Les FSR affirment avoir « pris le contrôle total de la ville stratégique d’Al-Tina, dans l’Etat du Darfour-Nord », selon un communiqué qu’elles ont publié sur leur chaîne Telegram accompagné d’une vidéo montrant des combattants célébrant cette avancée sous une banderole au nom de la ville.
L’armée soudanaise n’avait pas réagi dans l’immédiat. Le gouverneur du Darfour pro-Khartoum, Minni Minnawi, a de son côté dénoncé un « comportement criminel répété qui incarne les pires formes d’exactions à l’encontre d’innocents ».
« Actes de génocide »
Les FSR contrôlent la quasi-totalité de la vaste région du Darfour, dans l’ouest du pays, depuis la prise d’El-Facher, fin octobre 2025, dernier bastion de l’armée régulière dans ce secteur.
Cette conquête a été marquée, selon de nombreux rapports, par des massacres, des viols et des enlèvements. Jeudi, la mission indépendante d’établissement des faits de l’ONU sur le Soudan a fait état d’« actes de génocide ».

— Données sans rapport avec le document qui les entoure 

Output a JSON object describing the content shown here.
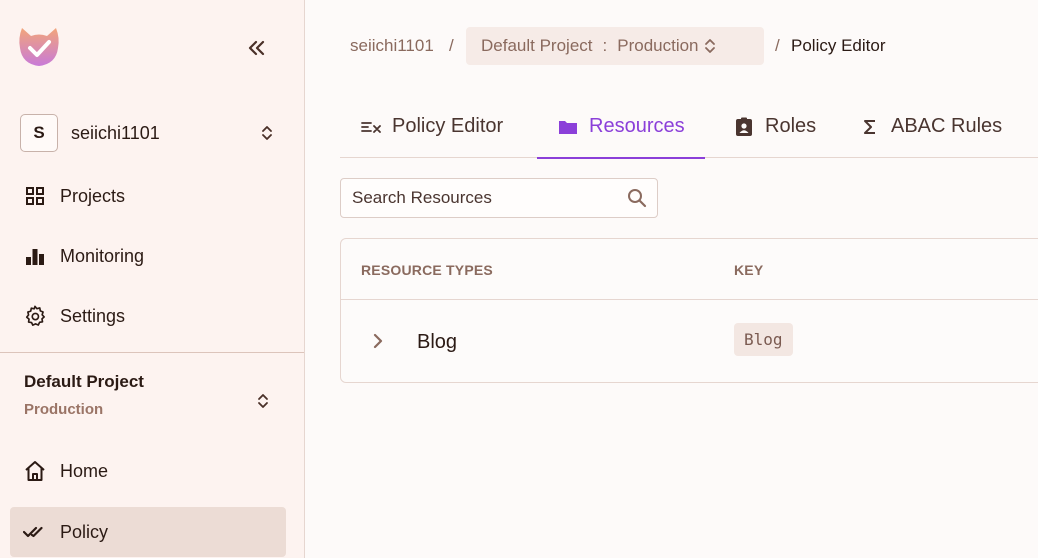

Les FSR ont mené depuis plusieurs attaques près de la frontière avec le Tchad, faisant deux morts dans les rangs de l’armée tchadienne fin décembre 2025.
La guerre au Soudan a fait plusieurs dizaines de milliers de morts et elle a provoqué, dans ses heures les plus sombres, le déplacement contraint de quatorze millions de personnes, provoquant ce que l’ONU qualifie de « pire crise humanitaire au monde ».